I dont want to turn this post into a speech of pathos but I have had time for myself on these days off from work to think about myself, to really look in the mirror and not necessarily wishing to change anything, just to think about myself and my life.
I consider myself old enough to know what I want from life, yet I have discovered that my soul yearns for things as it did when I was much younger. Like I have a 20 year old Me living inside my heart, though the brains belong to the 28 year old me. Havent I grown up even a bit?
I dont mind feeling like that, who would actually mind feeling younger than their age, but part of me is scared that this young-at-heart me would make the same mistakes as I did when I was actually younger. Its like a situation when 2 people are sitting in a car, and both want to drive. And when the car is already at full-speed, they fight who gets to hold the wheel, making the car swerve. Pretty dangerous situation, if you know what I mean.

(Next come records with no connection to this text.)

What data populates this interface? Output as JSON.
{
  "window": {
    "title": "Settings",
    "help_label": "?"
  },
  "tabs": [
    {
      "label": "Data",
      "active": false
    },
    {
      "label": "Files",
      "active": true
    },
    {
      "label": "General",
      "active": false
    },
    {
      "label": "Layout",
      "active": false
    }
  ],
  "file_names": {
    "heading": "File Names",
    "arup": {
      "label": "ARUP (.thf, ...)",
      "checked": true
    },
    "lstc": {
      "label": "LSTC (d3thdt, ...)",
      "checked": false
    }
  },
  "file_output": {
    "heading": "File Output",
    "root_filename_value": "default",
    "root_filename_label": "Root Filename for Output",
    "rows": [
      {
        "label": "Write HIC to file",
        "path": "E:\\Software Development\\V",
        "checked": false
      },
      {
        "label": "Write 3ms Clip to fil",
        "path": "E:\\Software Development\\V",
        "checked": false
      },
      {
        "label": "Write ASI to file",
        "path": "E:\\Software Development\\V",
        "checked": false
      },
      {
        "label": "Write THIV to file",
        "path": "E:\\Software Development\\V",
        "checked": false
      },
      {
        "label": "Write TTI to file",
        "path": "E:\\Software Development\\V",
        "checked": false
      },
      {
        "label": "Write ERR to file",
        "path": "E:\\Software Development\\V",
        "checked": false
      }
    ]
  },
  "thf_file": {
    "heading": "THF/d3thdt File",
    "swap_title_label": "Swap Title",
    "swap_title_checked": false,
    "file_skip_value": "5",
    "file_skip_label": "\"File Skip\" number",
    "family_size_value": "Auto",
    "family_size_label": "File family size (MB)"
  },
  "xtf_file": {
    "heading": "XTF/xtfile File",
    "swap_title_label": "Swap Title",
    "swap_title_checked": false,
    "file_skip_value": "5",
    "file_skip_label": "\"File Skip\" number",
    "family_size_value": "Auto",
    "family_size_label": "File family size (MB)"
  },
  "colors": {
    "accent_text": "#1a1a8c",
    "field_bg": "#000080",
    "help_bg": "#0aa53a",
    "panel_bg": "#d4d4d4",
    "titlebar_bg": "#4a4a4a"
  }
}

Sometimes its like I observe myself from a far as I see myself acting certain way and theres nothing I can do about it. Im not talking about the professional life here, Im talking about the matters of the heart. Thats when the 20 year old jumps to the drivers seat and floors the gas pedal. And a quiet voice keeps telling me that I should watch what Im doing, to be more cautious. But I keep somehow relapsing into this emotional turmoil, wanting to give my all to a person whos in my heart, knowing at the same time that it may come off as too intense, too aggressive and maybe even scary and the least I want to do is be intimidating. I just feel there so much love I can give. And I want to give it. Like I have lost the breaks, to keep it nice and slow and steady. Because I dont want to overthink, I know Im prone to do that quite often. Maybe I have been on my own too long to know how to properly function in the start of a relationship.
I feel Im ranting and nobody wants to read that. Dear Void, am I really being too intense? About everything.
And now when I read it from the beginning, you might think that I have some sort of a split-personality going on and I should see a specialist. But its always hard when your brain and heart meet on the battleground.